Description
Given a binary array, find the maximum number of consecutive 1s in this array.
Example:
Input: [1,1,0,1,1,1]
Output: 3
Explanation: The first two digits or the last three digits are consecutive 1s.
The maximum number of consecutive 1s is 3.
Note:
The input array will only contain 0
and 1
.
The length of input array is a positive integer and will not exceed 10,000
Analysis
解法一:循环查找连续全1子序列,以全1子序列的首尾座标的差(程序中是以全0子序列的首-全1子序列的首得到的)中的最大值作为结果。

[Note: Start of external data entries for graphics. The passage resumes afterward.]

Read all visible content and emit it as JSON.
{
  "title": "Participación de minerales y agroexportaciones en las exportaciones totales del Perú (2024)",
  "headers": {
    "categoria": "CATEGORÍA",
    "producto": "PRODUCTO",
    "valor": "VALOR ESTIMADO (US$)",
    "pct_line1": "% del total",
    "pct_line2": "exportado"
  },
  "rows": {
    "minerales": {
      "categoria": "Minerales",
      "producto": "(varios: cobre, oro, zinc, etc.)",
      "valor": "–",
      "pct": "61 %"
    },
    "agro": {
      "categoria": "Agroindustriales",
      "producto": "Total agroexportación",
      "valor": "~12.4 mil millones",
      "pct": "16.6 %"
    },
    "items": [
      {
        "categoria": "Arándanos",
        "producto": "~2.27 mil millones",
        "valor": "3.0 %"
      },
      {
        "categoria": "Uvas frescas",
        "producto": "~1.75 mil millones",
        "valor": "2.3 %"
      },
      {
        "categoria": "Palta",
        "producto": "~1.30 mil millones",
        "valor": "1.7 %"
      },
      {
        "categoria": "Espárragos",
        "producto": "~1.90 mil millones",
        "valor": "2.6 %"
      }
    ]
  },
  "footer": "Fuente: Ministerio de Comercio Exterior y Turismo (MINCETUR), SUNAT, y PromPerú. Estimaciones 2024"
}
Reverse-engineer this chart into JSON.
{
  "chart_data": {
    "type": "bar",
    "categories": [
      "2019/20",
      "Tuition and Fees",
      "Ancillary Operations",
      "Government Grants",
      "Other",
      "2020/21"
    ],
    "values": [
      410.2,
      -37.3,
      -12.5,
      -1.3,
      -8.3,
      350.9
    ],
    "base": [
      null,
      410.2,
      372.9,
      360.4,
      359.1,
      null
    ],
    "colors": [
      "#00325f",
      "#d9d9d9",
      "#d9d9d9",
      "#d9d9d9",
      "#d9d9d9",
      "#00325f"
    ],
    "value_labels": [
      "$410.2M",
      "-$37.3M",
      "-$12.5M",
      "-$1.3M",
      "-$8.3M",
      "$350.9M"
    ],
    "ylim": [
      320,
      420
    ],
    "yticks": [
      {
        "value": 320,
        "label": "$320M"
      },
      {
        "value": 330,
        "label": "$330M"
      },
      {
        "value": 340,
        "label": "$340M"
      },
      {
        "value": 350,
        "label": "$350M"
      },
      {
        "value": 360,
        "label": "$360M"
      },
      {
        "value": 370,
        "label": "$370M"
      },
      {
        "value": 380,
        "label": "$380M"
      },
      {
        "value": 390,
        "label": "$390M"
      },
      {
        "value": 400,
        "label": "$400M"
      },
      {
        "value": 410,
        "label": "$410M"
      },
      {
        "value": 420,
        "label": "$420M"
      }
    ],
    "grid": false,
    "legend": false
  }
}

解法二:思路类似,全1子序列的元素的和就是长度,故直接不断循环求和比较即可。
解法三:思路同解法二,区别在于利用a * 1 = a
,a * 0 = 0
这样的特点,用乘法代替了if分支,循环体行数减少。
Code
Version 1
class Solution {
public:
int findMaxConsecutiveOnes(vector<int>& nums) {
int i = 0, result = 0, temp = 0;
while (i < nums.size()){
while (nums[i] == 0 && i < nums.size()) i++;
temp = i;
while (nums[i] == 1) i++;
result = max(result, i - temp);
}
return result;
}
};
Version 2
class Solution {
public:
int findMaxConsecutiveOnes(vector<int>& nums) {
int result = 0, temp = 0;
for (int i = 0; i < nums.size(); i++){
if (nums[i] == 1){
temp++;
result = max(result, temp);
}
else temp = 0;
}
return result;
}
};
Version 3
class Solution {
public:
int findMaxConsecutiveOnes(vector<int>& nums) {
int result = 0, temp = 0;
for (int i = 0; i < nums.size(); i++){
temp = (temp + nums[i]) * nums[i];
result = max(result, temp);
}
return result;
}
};
Appendix
- Link: https://leetcode.com/problems/max-consecutive-ones/
- Run Time:
- Version 1: 46ms
- Version 2: 35ms / 52ms / 36ms
- Version 2: 46ms
I ran Version 2 three times and got three different results…